Thursday, March 29, 2018

Important Security Update For free: and dev: Storage Protocols

Release 0.9.5697 fixes two security vulnerabilities in Datomic On-Prem transactors running the free: or dev: storage protocol.

For more information, see the release announcement.

The Datomic team would like to thank Caio Vargas, Matheus Bernardes, and Nubank for reporting this issue.

Monday, February 19, 2018

Access Control in Datomic Cloud

In this article, we will look at Datomic access control, covering
  • authentication and authorization
  • network-level access
  • how the bastion works
  • some example deployments

Authentication and Authorization

Datomic integrates with AWS Identity and Access Management (IAM) for authentication and authorization, via a technique that we'll call S3 proxying. Here's how it works:

Every Datomic permission has a hierarchical name. For example, read-only access to database Jan is named access/dbs/db/Jan/read.

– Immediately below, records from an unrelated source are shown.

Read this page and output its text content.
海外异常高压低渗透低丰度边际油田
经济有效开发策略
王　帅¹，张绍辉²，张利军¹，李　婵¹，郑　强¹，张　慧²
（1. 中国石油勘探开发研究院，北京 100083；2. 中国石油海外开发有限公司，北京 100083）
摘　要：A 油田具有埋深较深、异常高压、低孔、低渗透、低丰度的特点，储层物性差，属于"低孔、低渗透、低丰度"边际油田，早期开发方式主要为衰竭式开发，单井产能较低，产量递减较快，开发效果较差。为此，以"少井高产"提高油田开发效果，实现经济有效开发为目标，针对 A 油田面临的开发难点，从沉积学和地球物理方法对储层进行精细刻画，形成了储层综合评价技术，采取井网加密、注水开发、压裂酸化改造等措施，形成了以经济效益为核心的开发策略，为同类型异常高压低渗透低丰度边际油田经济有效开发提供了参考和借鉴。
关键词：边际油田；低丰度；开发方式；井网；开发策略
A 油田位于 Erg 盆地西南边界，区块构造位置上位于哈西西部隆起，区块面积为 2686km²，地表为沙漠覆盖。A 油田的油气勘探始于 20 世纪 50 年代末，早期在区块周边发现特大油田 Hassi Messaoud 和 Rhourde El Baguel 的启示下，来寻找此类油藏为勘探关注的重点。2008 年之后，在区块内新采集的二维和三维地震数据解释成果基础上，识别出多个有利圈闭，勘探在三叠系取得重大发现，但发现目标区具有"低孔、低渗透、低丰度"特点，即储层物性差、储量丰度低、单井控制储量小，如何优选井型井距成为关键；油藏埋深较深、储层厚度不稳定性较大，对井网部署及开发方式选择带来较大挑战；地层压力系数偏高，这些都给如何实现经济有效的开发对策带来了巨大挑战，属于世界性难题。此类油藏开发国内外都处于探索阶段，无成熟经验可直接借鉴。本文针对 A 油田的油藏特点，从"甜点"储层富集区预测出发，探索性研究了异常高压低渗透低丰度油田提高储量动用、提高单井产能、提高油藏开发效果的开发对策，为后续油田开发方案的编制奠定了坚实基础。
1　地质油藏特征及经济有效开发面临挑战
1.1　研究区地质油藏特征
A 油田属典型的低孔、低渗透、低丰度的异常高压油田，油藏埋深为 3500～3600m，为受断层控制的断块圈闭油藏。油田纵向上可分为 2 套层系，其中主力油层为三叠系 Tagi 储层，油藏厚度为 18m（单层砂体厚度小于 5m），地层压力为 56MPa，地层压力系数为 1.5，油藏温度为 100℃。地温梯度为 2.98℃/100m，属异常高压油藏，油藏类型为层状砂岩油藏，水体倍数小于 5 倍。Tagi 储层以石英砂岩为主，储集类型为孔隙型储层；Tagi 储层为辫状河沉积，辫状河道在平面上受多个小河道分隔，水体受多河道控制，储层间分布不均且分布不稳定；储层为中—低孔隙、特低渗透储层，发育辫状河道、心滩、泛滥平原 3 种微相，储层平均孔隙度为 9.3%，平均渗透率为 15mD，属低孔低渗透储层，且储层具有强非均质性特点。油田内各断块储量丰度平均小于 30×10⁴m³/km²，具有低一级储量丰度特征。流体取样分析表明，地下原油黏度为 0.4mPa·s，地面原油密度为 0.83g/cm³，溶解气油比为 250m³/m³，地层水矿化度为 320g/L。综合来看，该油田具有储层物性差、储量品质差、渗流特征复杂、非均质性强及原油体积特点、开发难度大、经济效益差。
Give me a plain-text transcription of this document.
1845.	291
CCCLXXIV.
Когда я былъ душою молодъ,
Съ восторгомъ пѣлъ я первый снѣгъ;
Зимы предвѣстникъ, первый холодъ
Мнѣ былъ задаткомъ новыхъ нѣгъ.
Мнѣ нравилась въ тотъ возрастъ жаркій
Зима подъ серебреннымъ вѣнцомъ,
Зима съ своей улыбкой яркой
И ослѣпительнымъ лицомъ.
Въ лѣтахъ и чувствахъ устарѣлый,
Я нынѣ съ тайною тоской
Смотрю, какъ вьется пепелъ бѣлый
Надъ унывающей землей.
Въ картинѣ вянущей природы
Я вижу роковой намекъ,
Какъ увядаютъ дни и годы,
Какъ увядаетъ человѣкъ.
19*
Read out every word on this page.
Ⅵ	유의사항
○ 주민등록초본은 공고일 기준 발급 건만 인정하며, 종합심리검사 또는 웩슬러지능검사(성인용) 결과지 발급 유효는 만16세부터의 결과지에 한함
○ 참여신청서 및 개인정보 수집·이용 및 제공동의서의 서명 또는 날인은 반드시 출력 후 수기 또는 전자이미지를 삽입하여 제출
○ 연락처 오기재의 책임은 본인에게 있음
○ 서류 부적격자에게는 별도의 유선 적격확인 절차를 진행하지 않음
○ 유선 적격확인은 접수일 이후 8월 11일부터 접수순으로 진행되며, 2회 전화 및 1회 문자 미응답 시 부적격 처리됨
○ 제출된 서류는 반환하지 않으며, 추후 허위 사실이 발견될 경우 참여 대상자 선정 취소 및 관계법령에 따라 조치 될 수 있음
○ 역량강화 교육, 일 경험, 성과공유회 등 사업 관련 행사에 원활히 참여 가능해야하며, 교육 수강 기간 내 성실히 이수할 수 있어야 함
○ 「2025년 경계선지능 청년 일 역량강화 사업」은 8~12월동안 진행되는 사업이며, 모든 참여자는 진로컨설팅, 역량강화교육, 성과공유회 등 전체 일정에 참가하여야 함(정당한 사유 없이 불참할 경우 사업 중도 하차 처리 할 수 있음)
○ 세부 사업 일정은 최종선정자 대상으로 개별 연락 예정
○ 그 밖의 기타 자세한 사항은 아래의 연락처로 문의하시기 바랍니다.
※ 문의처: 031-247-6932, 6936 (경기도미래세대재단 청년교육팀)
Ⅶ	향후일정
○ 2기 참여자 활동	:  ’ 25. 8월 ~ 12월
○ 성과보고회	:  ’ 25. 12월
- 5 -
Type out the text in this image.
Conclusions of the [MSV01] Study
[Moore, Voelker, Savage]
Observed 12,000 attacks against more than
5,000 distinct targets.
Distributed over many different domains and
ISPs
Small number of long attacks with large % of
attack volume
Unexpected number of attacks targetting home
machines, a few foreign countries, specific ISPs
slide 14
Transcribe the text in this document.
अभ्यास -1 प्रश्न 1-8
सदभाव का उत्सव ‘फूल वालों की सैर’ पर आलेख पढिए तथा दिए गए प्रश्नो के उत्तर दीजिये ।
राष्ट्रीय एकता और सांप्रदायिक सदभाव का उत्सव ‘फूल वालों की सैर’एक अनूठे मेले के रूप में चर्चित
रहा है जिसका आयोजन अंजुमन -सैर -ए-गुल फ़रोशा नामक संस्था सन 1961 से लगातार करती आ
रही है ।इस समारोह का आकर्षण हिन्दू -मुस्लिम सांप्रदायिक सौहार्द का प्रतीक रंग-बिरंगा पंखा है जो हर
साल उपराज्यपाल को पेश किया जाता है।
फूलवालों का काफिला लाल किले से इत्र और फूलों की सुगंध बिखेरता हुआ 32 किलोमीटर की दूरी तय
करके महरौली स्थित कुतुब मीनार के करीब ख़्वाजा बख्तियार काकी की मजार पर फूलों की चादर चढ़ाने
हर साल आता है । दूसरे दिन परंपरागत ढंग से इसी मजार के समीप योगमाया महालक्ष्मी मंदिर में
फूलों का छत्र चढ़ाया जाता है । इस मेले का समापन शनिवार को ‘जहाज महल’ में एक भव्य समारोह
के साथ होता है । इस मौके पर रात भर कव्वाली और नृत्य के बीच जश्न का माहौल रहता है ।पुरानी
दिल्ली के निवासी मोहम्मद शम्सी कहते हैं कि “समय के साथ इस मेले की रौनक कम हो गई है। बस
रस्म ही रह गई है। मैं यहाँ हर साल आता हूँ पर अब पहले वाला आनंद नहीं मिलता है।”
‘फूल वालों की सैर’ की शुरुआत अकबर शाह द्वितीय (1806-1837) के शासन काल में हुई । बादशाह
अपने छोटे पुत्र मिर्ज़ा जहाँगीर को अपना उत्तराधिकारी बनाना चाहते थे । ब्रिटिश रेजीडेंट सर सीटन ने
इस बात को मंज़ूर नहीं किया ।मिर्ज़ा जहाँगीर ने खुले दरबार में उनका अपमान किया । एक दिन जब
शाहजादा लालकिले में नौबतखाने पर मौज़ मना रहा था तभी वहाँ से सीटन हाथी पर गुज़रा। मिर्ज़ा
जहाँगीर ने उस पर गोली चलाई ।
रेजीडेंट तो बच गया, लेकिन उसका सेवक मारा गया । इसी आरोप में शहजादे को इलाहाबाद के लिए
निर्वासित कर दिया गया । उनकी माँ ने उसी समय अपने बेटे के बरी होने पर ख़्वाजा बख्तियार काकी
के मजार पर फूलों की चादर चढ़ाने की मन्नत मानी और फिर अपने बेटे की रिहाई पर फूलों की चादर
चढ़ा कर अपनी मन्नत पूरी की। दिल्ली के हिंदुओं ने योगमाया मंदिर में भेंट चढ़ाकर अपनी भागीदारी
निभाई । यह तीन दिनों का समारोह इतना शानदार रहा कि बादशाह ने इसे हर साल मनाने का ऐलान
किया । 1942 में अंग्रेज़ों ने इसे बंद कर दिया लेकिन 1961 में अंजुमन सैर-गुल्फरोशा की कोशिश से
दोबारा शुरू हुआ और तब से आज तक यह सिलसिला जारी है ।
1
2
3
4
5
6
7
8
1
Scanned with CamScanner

Permission names have a 1-1 correspondence with keys in the Datomic system S3 bucket.

The Datomic client signs requests using AWS's Signature Version 4. But instead of using your IAM credentials directly, the Datomic client uses your IAM credentials to retrieve a signing key from S3.

Thus, IAM read permissions of S3 paths act as proxies for Datomic permissions. As a result, you can use all of the ordinary IAM tools (roles, groups, users, policies, etc.) to authorize use of Datomic.

After decades of experience with racing to log into new servers to change the admin password, we think that this "secure by default" is pretty cool. But that is not the end of the story, as clients also must have network-level access to Datomic.

Network-Level Access

Datomic Cloud is designed to be accessed by applications running inside a VPC, and (unlike a service!) is never exposed to the Internet. You must make an explicit choice to access Datomic. You could:

  • run an EC2 instance in the Datomic VPC and in the Datomic applications security group
  • peer another VPC with the Datomic VPC 
  • configure a VPN Connection

Each of these approaches has its place for application access, and I will say more about them in a future article. For easy access to Datomic from a developer's laptop we offer the bastion.

How the Bastion Works

The bastion is a dedicated machine with one job only: to enable developer access to Datomic. When you turn the bastion on, you get a barebones AWS Linux instance that does exactly one thing: forwards SSH traffic to your Datomic system.

To connect through the bastion:
  1. run the Datomic socks proxy script on your local machine
  2. add a proxy port argument when creating a system client
  3. the Datomic client sees the proxy port argument and connects to the socks proxy 
  4. the socks proxy forwards encrypted SSH traffic to the bastion 
  5. the bastion forwards Datomic client protocol traffic to Datomic

Access to the bastion is secured using the same IAM + S3 proxying technique used earlier for auth. The bastion has an auto-generated, ephemeral private key that is stored in S3 and secured by IAM.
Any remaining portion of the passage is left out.